Yes, whenever I go to NOLA I think the natives sound like Archie Bunker. At first I conjectured there is some NYC-NOLA retirement ratline. But on further research, it’s just because both are port cities with many of the same groups of immigrants over the years. CC, JSM
The problem my husband and I had with Landman was that if any company lost however many people as they did in their first few episodes, they'd be sued out of existence and shut down by the government.
I will say that one rig I worked on as a mudlogger, way back in the late 1980s in the Central Valley of California,was the envy of every roughneck because even though the toolpusher - the rig boss - was a hardass, no one ever got hurt on his rig - he insisted on constant maintenance. If you weren't doing something else, you were painting. (Painting protects metal, which protects you AND keeps you aware of every bolt and rail and step. I didn't have to do rig maintenance - mudloggers don't work for the rig company - but I surely appreciated Cotton's commitment to a safe working environment.)
On the other hand, there was another rig I was on where, once, out of the clear blue, one of the tongs* just suddenly swung from one side of the rig floor to another, narrowly missing several roughnecks.
* These are like giant pipe wrenches, suspended by thick chains from high above the rig floor. On the onshore rigs of that size of those days (offshore rigs might already have automated this - I never worked offshore - but the big geothermal rigs in The Geysers that went to something like 30,000 feet used the same system), one length of drill pipe was screwed onto another using two of these, moved into place by two roughnecks; they clamped into the drill pipe, one above and one below the joint, and pulled in opposite directions. More or less. It's hard to explain, easy to understand when you see it. The point is, they were the size of a car engine block and could easily kill you if they weren't secured.

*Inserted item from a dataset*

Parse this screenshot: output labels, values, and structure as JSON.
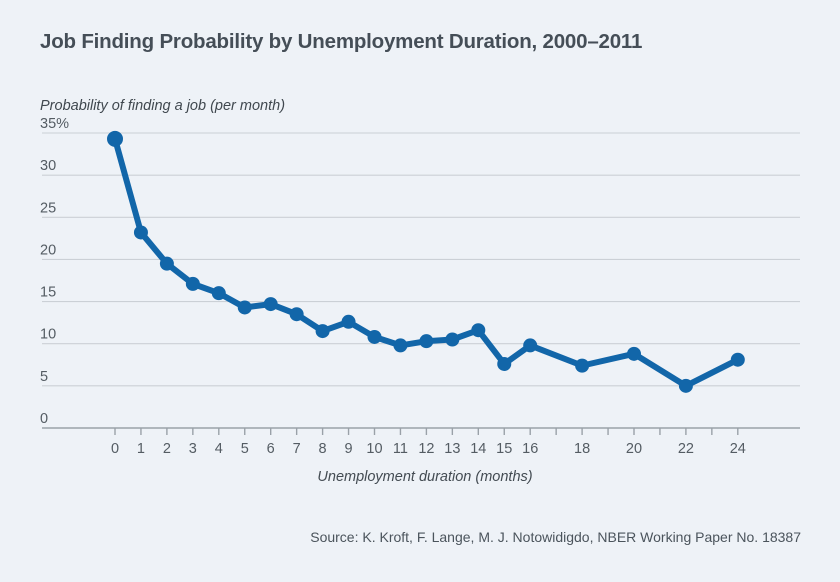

The fog horn leghorn accent does exist, but it’s not as extreme as it appears to be - several commenters have noted the character makes the accent seem one dimensional. It’s much more than that and has some real depth. Mentioned also is Savannah. That’s definitely a place I’d associate with that classic, I’d call it melodious, accent.
South Carolina former governor and longtime Senator, the late Fritz Hollings, was about as close to a real life Foghorn as there ever was. He had a melodious voice and was fun to listen to.
What is this Southern accent of which you speak? Does it include a Teas twang? Or is it some Cajun just out of the swamp. A Virginian going to the cotillion. Maybe the West Virginian auto mechanic....
There are wide and varying accents across the south.
Actors drive my Alabama born wife crazy. Especially when she sees a movie scene where two southern family members speak. One will choose an over the top Scarlett O'Hara while the other does the Arkansas hill billy, trailer park trash stereotype.
Mass media has toned the differences down over the years. But the multitudes remain.
"Reminds me of our friend Hillary: "I don't feel no ways tahrd."'
If she runs again she could say, "Reminds me of our friend Hillary: "I don't feel no ways re-tahrd."